Po powrocie z wakacji będąc na zakupach owocowych zauważyłam ze pojawiły się już jagody, wtedy przypomniałam sobie o tym przepisie i odrazu musiałam go zrobić. Te pyszne drożdżóweczki piekłam w tamtym roku jak jeszcze nie miałam swojego bloga. Ale za to w tym roku mój synuś zajadał się nimi.
Przepis pochodzi z bloga
Moje wypieki.
Składniki:
Ciasto:
80 g drobnego cukru
1 łyżeczka soli
70 g miękkiego masła
1 duże jajko, roztrzepane
450 g mąki pszennej
2 łyżeczki suchych drożdży (8 g) lub 16 g świeżych
1 i 1/8 szklanki mleka lub maślanki, o temperaturze pokojowej
Nadzienie:
200 g jagód (mogą być mrożone)
150 g serka śmietankowego, jak na serniki; może byż również ricotta
2 łyżki miodu
2 - 3 łyżki cukru waniliowego
Przygotowanie:
Nadzienie:
Serek, miód i cukier waniliowy mieszamy i odstawiamy.
Rozczyn zę świeżych drożdzy:
Drozdze, kruszymy, zasypujemy 2 łyżeczkami cukru, zalewamy odrobiną letniego mleka (np. 1/4 szklanki), oprószaszamy mąką, przykrywamy i odstawiamy na 20 minut, aż ruszą.
Ciasto:
Wszystkie składniki łączymy w naczyniu. Ze świeżych drożdży robimy wcześniej rozczyn.

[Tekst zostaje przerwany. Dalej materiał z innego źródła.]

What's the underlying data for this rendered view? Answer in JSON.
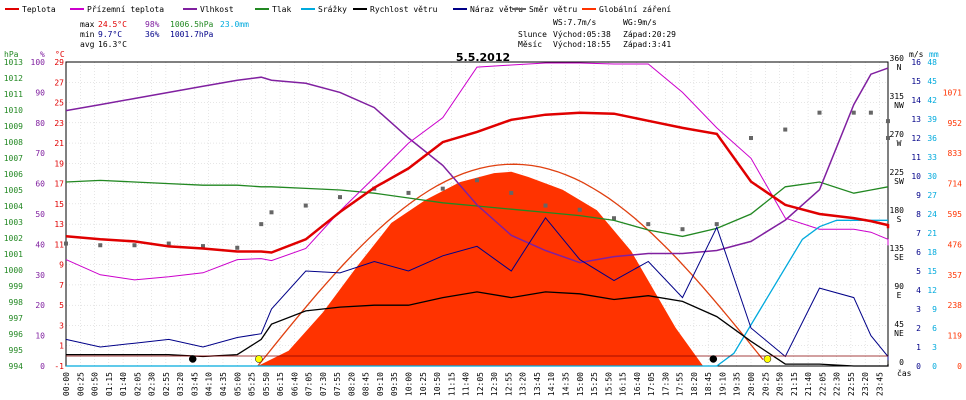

Wtedy łączymy z reszta składników. Wyrobiamy miękkie, elastyczne ciasto, może się trochę kleić. Oprószamy mąką, przykrywamy i odstawiamy do podwojenia objętości w ciepłe miejsce. (Ja osdtawiłam ciasto na około 3 godziny )
Po tym czasie ciasto wyjmujemy i lekko wyrobiamy. Podsypując delikatnie mąką rozwałkowujemy ciasto na prostokąt o szerokości około 30 x 35 cm (nie większy, bo ciasto będzie zbyt cienkie). Powierzchnię ciasta smarujemy twarożkiem, posypać jagodami. Całość zwijamy wzdłuż krótszego boku. Kroimy na 12 równych części - ślimaki, które układamy powierzchnią ściętą do góry, na oprószonej mąką lub wyłożonej papierem do pieczenia blaszce w odległosci około 1 cm od siebie. Następnie znowu odstawiamy drożdżówki do wyrośnięcia w ciepłe miejsce, na około 60 minut.
Pieczemy w temperaturze 190ºC przez około 20 - 30 minut, aż bułeczki będą dobrze wypieczone.
Ciepłe drożdżówki można polukrować albo posypać cukrem pudrem.